No caso de Souto de Moura, o que se ausenta não é a dúvida, mas a negação das imagens. As imagens não são aceitas sem questionamentos, a dúvida deve existir. O trabalho de Souto de Moura é trabalho sobre imagens: imaginar, deslocar, reconstruir imagens. Como na citação de Herberto Hélder feita por Souto de Moura “trabalhar na transmutação, na transformação, na metamorphosis; é nossa própria obra” (7). O processo de trabalho não pode ser a simples compilação de imagens que povoam o mundo contemporâneo, o imaginário. O processo de trabalho de Souto de Moura é ação sobre imagens, imaginação. As imagens são desmontadas para dar espaço à novas imagens.

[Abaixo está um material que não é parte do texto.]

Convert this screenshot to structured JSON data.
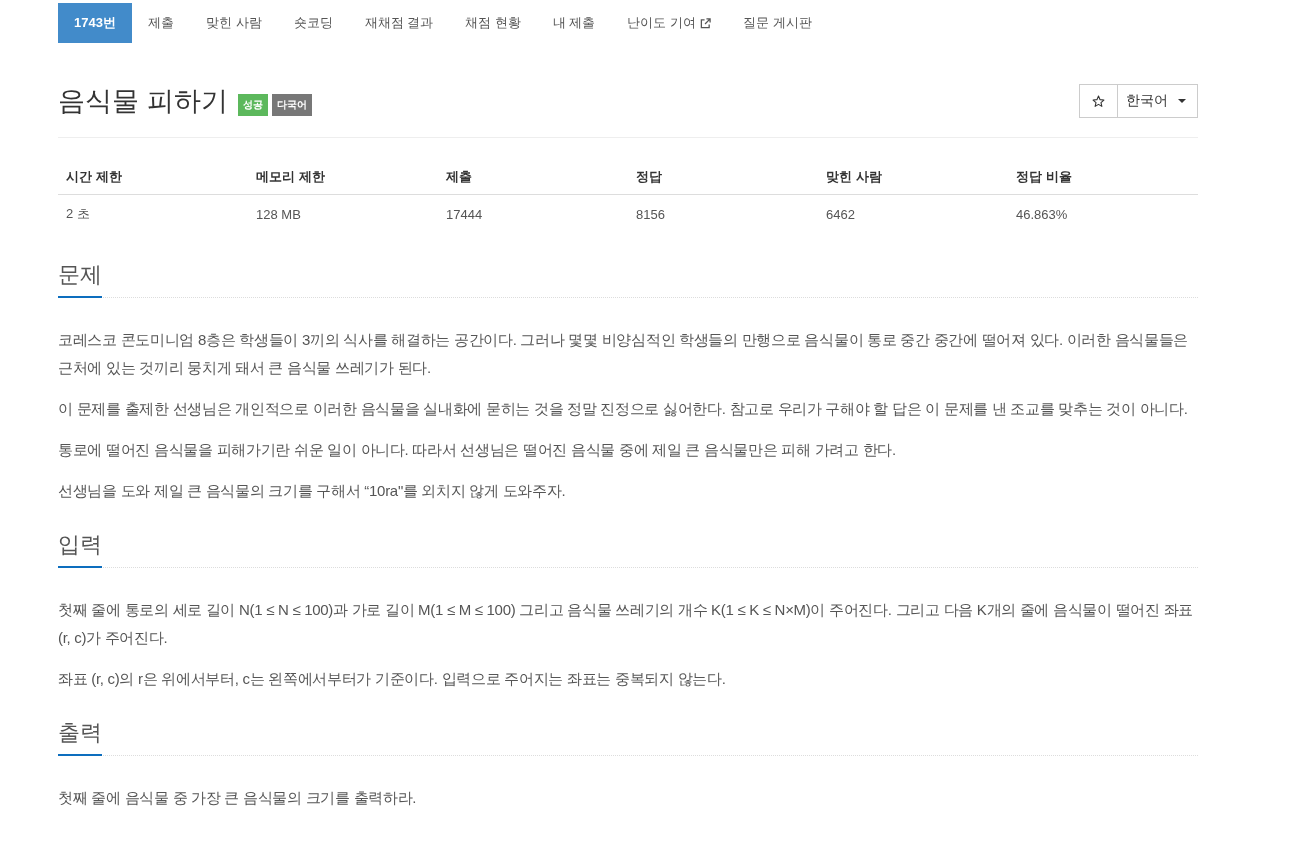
{
  "nav": {
    "tabs": [
      {
        "label": "1743번",
        "selected": true,
        "external_link": false
      },
      {
        "label": "제출",
        "selected": false,
        "external_link": false
      },
      {
        "label": "맞힌 사람",
        "selected": false,
        "external_link": false
      },
      {
        "label": "숏코딩",
        "selected": false,
        "external_link": false
      },
      {
        "label": "재채점 결과",
        "selected": false,
        "external_link": false
      },
      {
        "label": "채점 현황",
        "selected": false,
        "external_link": false
      },
      {
        "label": "내 제출",
        "selected": false,
        "external_link": false
      },
      {
        "label": "난이도 기여",
        "selected": false,
        "external_link": true
      },
      {
        "label": "질문 게시판",
        "selected": false,
        "external_link": false
      }
    ]
  },
  "problem": {
    "title": "음식물 피하기",
    "badges": [
      {
        "label": "성공",
        "color": "#5cb85c"
      },
      {
        "label": "다국어",
        "color": "#777777"
      }
    ]
  },
  "actions": {
    "starred": false,
    "language": "한국어"
  },
  "info_table": {
    "columns": [
      "시간 제한",
      "메모리 제한",
      "제출",
      "정답",
      "맞힌 사람",
      "정답 비율"
    ],
    "rows": [
      [
        "2 초",
        "128 MB",
        "17444",
        "8156",
        "6462",
        "46.863%"
      ]
    ]
  },
  "sections": [
    {
      "title": "문제",
      "paragraphs": [
        "코레스코 콘도미니엄 8층은 학생들이 3끼의 식사를 해결하는 공간이다. 그러나 몇몇 비양심적인 학생들의 만행으로 음식물이 통로 중간 중간에 떨어져 있다. 이러한 음식물들은 근처에 있는 것끼리 뭉치게 돼서 큰 음식물 쓰레기가 된다.",
        "이 문제를 출제한 선생님은 개인적으로 이러한 음식물을 실내화에 묻히는 것을 정말 진정으로 싫어한다. 참고로 우리가 구해야 할 답은 이 문제를 낸 조교를 맞추는 것이 아니다.",
        "통로에 떨어진 음식물을 피해가기란 쉬운 일이 아니다. 따라서 선생님은 떨어진 음식물 중에 제일 큰 음식물만은 피해 가려고 한다.",
        "선생님을 도와 제일 큰 음식물의 크기를 구해서 “10ra\"를 외치지 않게 도와주자."
      ]
    },
    {
      "title": "입력",
      "paragraphs": [
        "첫째 줄에 통로의 세로 길이 N(1 ≤ N ≤ 100)과 가로 길이 M(1 ≤ M ≤ 100) 그리고 음식물 쓰레기의 개수 K(1 ≤ K ≤ N×M)이 주어진다.  그리고 다음 K개의 줄에 음식물이 떨어진 좌표 (r, c)가 주어진다.",
        "좌표 (r, c)의 r은 위에서부터, c는 왼쪽에서부터가 기준이다. 입력으로 주어지는 좌표는 중복되지 않는다."
      ]
    },
    {
      "title": "출력",
      "paragraphs": [
        "첫째 줄에 음식물 중 가장 큰 음식물의 크기를 출력하라."
      ]
    }
  ]
}
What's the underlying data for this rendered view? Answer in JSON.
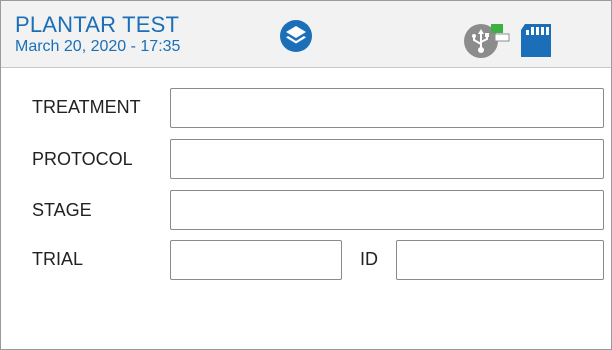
{
  "header": {
    "title": "PLANTAR TEST",
    "datetime": "March 20, 2020 - 17:35",
    "icons": {
      "layers": "layers-icon",
      "usb": "usb-icon",
      "sd": "sd-card-icon"
    },
    "accent_color": "#1a6fb8",
    "usb_badge_color": "#3cb043"
  },
  "form": {
    "treatment": {
      "label": "TREATMENT",
      "value": ""
    },
    "protocol": {
      "label": "PROTOCOL",
      "value": ""
    },
    "stage": {
      "label": "STAGE",
      "value": ""
    },
    "trial": {
      "label": "TRIAL",
      "value": ""
    },
    "id": {
      "label": "ID",
      "value": ""
    }
  }
}
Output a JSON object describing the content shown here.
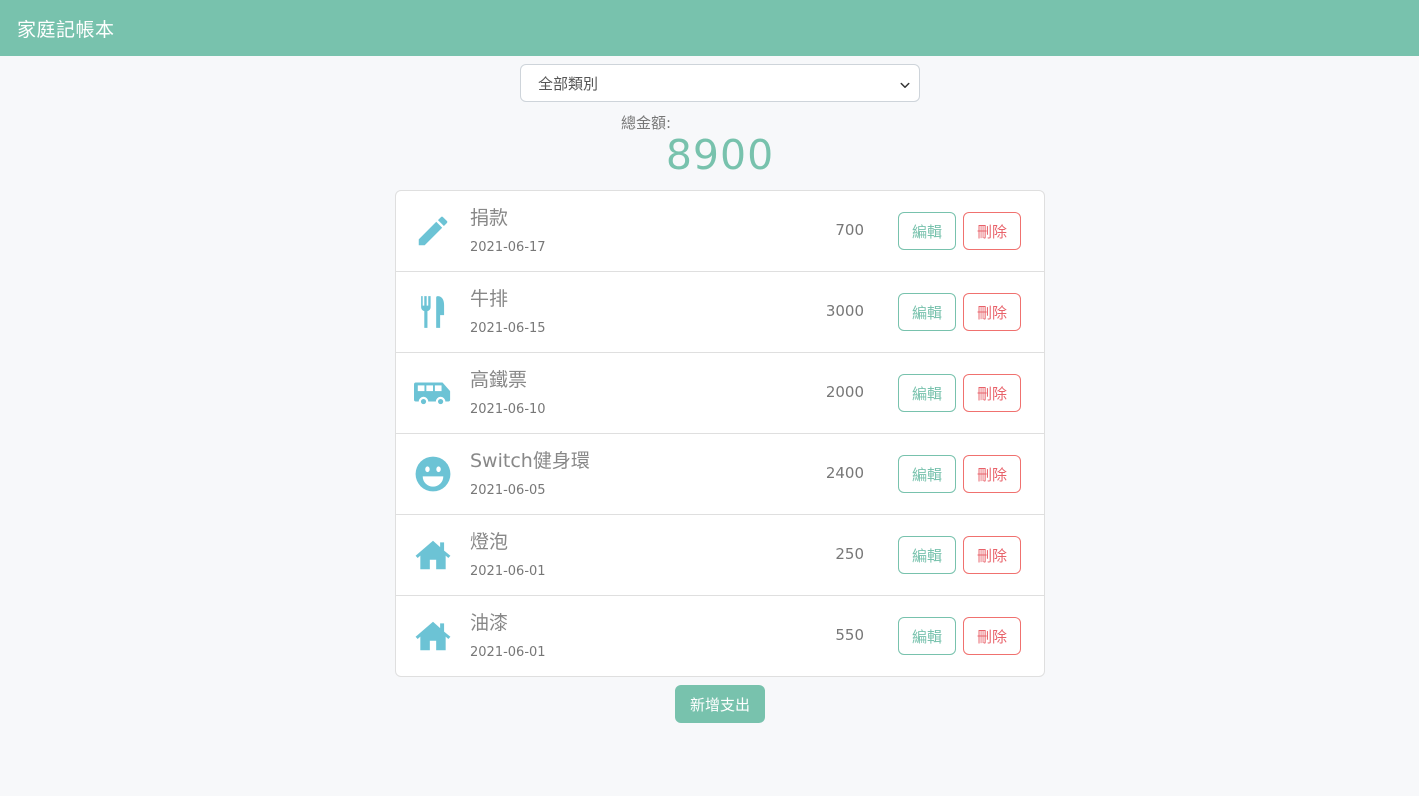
{
  "app": {
    "title": "家庭記帳本"
  },
  "filter": {
    "selected": "全部類別"
  },
  "summary": {
    "label": "總金額:",
    "total": "8900"
  },
  "colors": {
    "primary": "#78c2ad",
    "danger": "#f0716f",
    "icon": "#6cc3d5"
  },
  "actions": {
    "edit_label": "編輯",
    "delete_label": "刪除",
    "add_label": "新增支出"
  },
  "records": [
    {
      "icon": "pencil-icon",
      "name": "捐款",
      "date": "2021-06-17",
      "amount": "700"
    },
    {
      "icon": "utensils-icon",
      "name": "牛排",
      "date": "2021-06-15",
      "amount": "3000"
    },
    {
      "icon": "shuttle-van-icon",
      "name": "高鐵票",
      "date": "2021-06-10",
      "amount": "2000"
    },
    {
      "icon": "grin-icon",
      "name": "Switch健身環",
      "date": "2021-06-05",
      "amount": "2400"
    },
    {
      "icon": "home-icon",
      "name": "燈泡",
      "date": "2021-06-01",
      "amount": "250"
    },
    {
      "icon": "home-icon",
      "name": "油漆",
      "date": "2021-06-01",
      "amount": "550"
    }
  ]
}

“Transportamos conosco imagens de Arquitetura que nos marcaram. Estas podem suscitar questões na nossa mente. Mas com esta base ainda não nasce nenhum projeto novo, nenhuma arquitetura nova. Cada projeto exige imagens novas. As nossas imagens ‘antigas’ apenas nos podem ajudar a encontrar as novas” Peter Zumthor, 2009 (8)

A imaginação como ação entre imagens. As imagens podem ser tudo e nada. Para além das imagens, o que está entre elas. Entre as imagens está o vazio, que também é o infinito. Preencher o vazio entre as imagens (9). Aí está o exercício da imaginação.

notas

1
ZUMTHOR, Peter. Ensinar arquitectura, aprender arquitectura. In:Pensar a arquitectura. Barcelona: Editorial Gustavo Gili, 2009.

2
URSPRUNG, Philip. O Gabinete de Curiosidades de Souto de Moura. In: TAVARES, André e BANDEIRA, Pedro (org.). Eduardo Souto de Moura: Atlas de Parede – Imagens de Método. Porto: Dafne, 2011.

3
Op. cit., p. 122.

4
FLUSSER, Vilem. Meu Atlas. In: Flusser Studies, n. 14, Novembro 2012. http://www.flusserstudies.net/pag/14/flusser-meu-atlas.pdf

5
DIDI-HUBERMAN, Georges. Atlas – Como levar o mundo nas costas?. In: Sopro – Panfleto Político-Cultural, n. 41, Dez. 2010. http://culturaebarbarie.org/sopro/outros/atlas.html

6
Retirado de: BANDEIRA, Pedro. Tudo é arquitectura. In: TAVARES, André e BANDEIRA, Pedro (org.). Eduardo Souto de Moura: Atlas de Parede – Imagens de Método. Porto: Dafne, 2011.

7
Herberto Hélder citado em: SOUTO de MOURA, Eduardo. Souto de Moura. Barcelona: Editorial Gustavo Gili, 1990.

8
Op. cit., p. 121.

9
Conforme nos incitava o Professor Raul Antelo. ANTELO, Raul. Aimaginação.Anotações do curso da Pós-graduação em Literatura.Florianópolis: UFSC, 2009.

sobre o autor

João Serraglio, arquiteto e urbanista, mestre em Urbanismo, História e Arquitetura da Cidade e professor do Departamento de Arquitetura da Universidade Federal de Santa Catarina.